La fin de la sexualité : Rires de bas étages
Scène

La fin de la sexualité : Rires de bas étages

Friand des intrigues de la Maison Blanche consommées comme un divertissement, François Létourneau a puisé dans la matière pour créer La fin de la sexualité, une pièce faussement documentaire où le sexe est au coeur des préoccupations présidentielles.

Créée sous le règne de Reagan, une cellule de recherche nommée « Projet sur la fin de la sexualité » s’attaque au fléau qui assiège la population des États-Unis, celui de la décroissance du taux de fécondité, de la densité spermatozoïdale et de l’indice de désir sexuel. Aussi farfelue qu’inspirante pour créer des situations d’un plus haut comique, la proposition permet à Létourneau de poursuivre son étude de la névrose humaine et de la psychologie de personnages désaxés déjà bien amorcée avec sa pièce Cheech et sa télésérie Les Invincibles.Ici, les politiciens américains et leurs acolytes sont ridiculisés dans l’étalage de leurs déviances sexuelles.

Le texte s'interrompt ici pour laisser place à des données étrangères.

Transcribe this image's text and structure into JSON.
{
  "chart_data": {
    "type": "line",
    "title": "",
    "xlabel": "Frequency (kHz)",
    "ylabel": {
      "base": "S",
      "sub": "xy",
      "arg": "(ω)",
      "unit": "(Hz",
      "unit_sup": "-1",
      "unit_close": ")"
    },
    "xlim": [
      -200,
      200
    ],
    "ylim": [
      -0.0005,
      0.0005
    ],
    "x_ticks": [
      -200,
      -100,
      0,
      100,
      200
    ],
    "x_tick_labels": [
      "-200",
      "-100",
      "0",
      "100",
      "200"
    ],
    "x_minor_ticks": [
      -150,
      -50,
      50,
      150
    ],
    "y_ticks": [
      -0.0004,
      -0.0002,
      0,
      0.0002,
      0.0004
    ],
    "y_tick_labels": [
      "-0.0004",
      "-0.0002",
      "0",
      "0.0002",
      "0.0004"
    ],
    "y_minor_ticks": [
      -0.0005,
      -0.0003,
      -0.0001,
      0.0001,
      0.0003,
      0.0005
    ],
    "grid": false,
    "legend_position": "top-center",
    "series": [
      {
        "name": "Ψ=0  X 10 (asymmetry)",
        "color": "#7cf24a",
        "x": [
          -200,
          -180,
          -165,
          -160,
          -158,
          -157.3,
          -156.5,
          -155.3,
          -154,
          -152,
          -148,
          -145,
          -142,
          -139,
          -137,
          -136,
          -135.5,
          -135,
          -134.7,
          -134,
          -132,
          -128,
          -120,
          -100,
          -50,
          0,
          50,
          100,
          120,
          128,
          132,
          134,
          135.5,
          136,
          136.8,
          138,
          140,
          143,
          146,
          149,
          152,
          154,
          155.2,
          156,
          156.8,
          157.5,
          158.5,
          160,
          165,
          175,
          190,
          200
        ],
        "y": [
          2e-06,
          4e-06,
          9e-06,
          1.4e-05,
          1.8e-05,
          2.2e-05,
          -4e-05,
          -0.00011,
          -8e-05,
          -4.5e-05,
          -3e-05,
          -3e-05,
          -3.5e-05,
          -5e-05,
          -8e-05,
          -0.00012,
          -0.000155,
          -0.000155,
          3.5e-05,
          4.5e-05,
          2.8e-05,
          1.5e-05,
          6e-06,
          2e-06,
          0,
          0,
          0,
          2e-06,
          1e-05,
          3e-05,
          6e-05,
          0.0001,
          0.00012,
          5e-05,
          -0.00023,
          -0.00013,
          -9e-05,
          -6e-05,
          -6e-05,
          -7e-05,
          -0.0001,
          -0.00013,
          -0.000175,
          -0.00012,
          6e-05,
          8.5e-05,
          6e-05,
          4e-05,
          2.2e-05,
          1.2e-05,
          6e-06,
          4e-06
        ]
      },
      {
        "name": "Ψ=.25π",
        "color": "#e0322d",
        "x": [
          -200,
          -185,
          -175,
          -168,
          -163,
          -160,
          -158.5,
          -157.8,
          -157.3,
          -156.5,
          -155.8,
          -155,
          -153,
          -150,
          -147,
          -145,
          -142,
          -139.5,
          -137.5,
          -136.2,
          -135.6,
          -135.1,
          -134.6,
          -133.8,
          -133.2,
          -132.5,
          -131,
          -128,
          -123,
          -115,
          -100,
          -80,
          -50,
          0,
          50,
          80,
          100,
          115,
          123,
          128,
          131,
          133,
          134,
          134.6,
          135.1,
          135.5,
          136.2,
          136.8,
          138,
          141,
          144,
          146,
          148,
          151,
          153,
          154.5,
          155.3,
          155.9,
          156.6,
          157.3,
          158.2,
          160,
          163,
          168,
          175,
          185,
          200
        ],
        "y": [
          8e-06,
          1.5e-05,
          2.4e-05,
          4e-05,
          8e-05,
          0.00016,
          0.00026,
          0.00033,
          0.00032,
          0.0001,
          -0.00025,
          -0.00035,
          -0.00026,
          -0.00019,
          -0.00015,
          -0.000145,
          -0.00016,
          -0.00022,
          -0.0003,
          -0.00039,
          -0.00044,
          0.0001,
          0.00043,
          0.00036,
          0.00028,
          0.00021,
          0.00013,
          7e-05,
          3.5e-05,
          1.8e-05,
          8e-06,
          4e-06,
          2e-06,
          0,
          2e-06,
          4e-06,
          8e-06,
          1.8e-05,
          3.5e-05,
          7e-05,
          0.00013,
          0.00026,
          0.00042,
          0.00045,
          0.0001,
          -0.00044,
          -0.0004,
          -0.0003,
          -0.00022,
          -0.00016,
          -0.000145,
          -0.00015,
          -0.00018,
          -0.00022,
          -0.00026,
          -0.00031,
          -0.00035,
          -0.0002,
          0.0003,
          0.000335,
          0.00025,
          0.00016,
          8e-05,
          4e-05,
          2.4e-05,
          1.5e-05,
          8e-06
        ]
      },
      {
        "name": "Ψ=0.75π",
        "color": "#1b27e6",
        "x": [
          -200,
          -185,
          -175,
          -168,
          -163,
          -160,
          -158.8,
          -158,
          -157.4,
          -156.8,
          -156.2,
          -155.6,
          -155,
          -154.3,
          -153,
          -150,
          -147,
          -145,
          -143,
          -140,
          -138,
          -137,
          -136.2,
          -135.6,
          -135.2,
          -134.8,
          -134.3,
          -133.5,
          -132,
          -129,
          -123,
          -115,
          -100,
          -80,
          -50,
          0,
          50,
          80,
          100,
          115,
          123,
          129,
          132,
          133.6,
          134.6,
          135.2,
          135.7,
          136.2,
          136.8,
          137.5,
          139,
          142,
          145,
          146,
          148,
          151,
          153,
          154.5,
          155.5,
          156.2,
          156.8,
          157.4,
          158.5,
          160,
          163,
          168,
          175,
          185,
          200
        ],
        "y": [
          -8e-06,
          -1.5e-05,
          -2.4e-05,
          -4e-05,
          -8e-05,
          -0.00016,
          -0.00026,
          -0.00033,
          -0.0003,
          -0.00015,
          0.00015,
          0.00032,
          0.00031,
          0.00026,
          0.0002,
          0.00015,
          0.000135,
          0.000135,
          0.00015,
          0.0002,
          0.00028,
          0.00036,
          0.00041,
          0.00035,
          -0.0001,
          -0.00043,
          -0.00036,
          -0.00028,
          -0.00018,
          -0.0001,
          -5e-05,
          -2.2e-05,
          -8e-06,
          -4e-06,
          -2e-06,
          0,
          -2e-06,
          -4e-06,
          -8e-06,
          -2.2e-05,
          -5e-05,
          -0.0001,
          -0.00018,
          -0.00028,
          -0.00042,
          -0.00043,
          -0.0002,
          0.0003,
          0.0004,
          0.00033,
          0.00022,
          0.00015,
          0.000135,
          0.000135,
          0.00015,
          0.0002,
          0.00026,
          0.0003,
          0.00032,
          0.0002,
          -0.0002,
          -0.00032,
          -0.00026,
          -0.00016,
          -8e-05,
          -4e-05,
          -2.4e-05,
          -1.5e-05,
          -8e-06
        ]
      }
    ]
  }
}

Ronald Regan, superbement incarné par Patrice Robitaille, est obsédé par les starlettes hollywoodiennes tandis que son conseiller à la Défense, John Poindexter, joué par Létourneau toujours habile en looser timoré, est ici un homosexuel secrètement amoureux du président. Catherine-Anne Toupin est pour sa part désopilante en perverse Première Dame des États-Unis qui s’offre une des scènes les plus salaces de cette farce subversive. Patrick Drolet excelle en Bush père découragé de sa femme qui n’en a que pour Dick Cheney au prénom dérivant si facilement vers le mot qui obsède l’homme de pouvoir incapable d’attirer les femmes. Émilie Bibeaufait quant à elle une troublante Monica Lewinsky qui avilit tous les hommes de pouvoir, mais le troisième tableau de l’ère Clinton lève moins.

Mêlant le décorum aux activités les plus triviales des politiciens, Létourneau crée un décalage qui déclenche l’hilarité, mais s’égare aussi dans la comédie plus graveleuse que grivoise. La mise en scène de Frédéric Blanchette, qui personnifie aussi François Létourneau (!), est pleine d’ingéniosité, mais la pièce s’éparpille dans une accumulation de personnages caricaturaux et d’intrigues secondaires. Aux longueurs s’ajoute une surenchère de scènes explicites qui finissent par écoeurer.

Délaissant la satire licencieuse pour la farce grossière, Létourneau, qui sait pourtant amuser la galerie, succombe au danger de l’humour primaire et répétitif à force de ne voler qu’aux plus bas étages. Rabelais, maître satiriste ayant donné dans la trivialité, savait faire de l’esprit avec le cul. Létourneau aurait gagné à s’inspirer de son rire qui élève et libère des tabous sans abrutir.